Ça faisait un mois que Jimmy travaillait pour Roland Desmarteaux, le plus gros entrepreneur en déneigement de la région dans tous les sens du terme. Desmarteaux était gros, voyez-vous. Par contre, il ne faisait pas de discrimination envers les petits maigres comme Jimmy l'était lui-même.
Jimmy était super content d'avoir ce boulot. Il avait l'impression que son cours de conduite de véhicules lourds n'avait pas été inutile. Il avait passé les deux dernières années à vivoter dans de petits boulots qui le menaient invariablement au chômage au bout de quelques mois. Jimmy avait été plongeur dans un restaurant, livreur de médicaments, aide-cuisinier dans un Tim Motton's. Il avait même été agent de sécurité dans une usine en lock-out où les employés voulaient lui faire la peau quand il franchissait la ligne de piquetage. Il avait pratiqué trente-six métiers et obtenu trente-six misères comme on dit.
Jimmy se trouvait maintenant au volant d'un tracteur muni d'une souffleuse à neige. Il en avait rêvé toute sa vie, depuis le carré de sable où il jouait avec des Tonka. Il faut dire que Jimmy avait grandi dans une famille où les parents n'avaient pas d'automobile. Ce rêve, qui aurait été ridicule pour d'autres, représentait pour lui une grande réussite.

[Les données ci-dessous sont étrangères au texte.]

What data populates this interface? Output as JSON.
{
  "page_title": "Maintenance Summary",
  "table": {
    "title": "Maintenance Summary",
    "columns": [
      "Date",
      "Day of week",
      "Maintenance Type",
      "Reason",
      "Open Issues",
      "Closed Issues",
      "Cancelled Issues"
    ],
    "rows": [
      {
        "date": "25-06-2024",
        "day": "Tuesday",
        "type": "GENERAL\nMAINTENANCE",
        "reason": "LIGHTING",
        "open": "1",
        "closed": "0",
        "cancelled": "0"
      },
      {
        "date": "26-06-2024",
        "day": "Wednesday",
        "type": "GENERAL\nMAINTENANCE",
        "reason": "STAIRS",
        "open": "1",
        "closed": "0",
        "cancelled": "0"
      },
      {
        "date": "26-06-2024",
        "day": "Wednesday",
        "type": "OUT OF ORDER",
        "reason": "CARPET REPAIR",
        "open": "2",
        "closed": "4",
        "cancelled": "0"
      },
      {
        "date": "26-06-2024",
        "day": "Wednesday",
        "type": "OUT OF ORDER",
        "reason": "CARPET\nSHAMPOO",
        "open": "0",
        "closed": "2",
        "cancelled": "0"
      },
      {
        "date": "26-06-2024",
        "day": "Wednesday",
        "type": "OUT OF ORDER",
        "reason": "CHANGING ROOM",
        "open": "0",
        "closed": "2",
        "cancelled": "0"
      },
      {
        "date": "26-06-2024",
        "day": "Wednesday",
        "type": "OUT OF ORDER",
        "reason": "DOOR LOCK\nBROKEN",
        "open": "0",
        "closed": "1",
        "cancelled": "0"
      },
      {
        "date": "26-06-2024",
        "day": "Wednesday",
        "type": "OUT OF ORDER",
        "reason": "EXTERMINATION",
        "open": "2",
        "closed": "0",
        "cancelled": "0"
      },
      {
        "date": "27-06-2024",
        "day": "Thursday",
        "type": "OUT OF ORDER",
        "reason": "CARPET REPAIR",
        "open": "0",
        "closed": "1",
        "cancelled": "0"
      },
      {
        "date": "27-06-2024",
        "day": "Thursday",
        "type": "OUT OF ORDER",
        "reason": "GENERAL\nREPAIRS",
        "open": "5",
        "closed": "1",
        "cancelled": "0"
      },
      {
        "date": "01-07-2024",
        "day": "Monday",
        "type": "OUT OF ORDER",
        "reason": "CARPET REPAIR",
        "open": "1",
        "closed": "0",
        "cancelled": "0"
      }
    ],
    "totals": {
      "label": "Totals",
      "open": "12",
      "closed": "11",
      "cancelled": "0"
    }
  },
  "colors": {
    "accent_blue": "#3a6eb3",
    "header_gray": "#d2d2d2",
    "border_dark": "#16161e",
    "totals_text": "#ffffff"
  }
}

Évidemment, le boulot n'était pas toujours facile. Jimmy ne comptait pas les heures lors des tempêtes. Desmarteaux n'était pas trop chien. Il payait souvent le déjeuner à ses employés pour qu'ils fassent leur vingt heures d'affilée sans que ça ne paraisse aux normes du travail ou bien à la CSST. Desmarteaux tenait un barbecue tous les étés où c'était bar ouvert pour les ivrognes. Bien sûr qu'il avait ses petits défauts. Dont celui d'être animé d'un esprit de vengeance hors du commun avec ceux qui avaient le malheur de se positionner en travers de son chemin.
C'était le cas de Karl Marcotte qui lui avait "joué un cul" comme il disait.
-Karl Marcotte c't'un hostie d'trou d'cul! J'ai une mission pour toé mon p'tit Jimmy... lui avait dit le gros Desmarteaux.
-Ah oui? C'est quoi boss?
-Tu sais mon terrain vague où j'crisse la neige au coin des rue Ste-Élisabeth pis Pie-IX?
-Ouin...
-Bin tu vas m'prendre une couple de voyage de neige pis tu vas crisser ça juste devant le stationnement du 1758 Ste-Élisabeth... Tu vas voir un char bleu stationné... Pis tu vas m'crisser un hostie d'banc de neige de vingt pieds d'haut devant son parking pour qu'i' soit plus capable de sortir el tabarnak!
-Qu'est-cé qui vous a faitte boss?
-En masse pour lui crisser vingt pieds de neige devant son parking! Retiens bien l'adresse... 1758... Comme l'année d'la bataille de Carillon...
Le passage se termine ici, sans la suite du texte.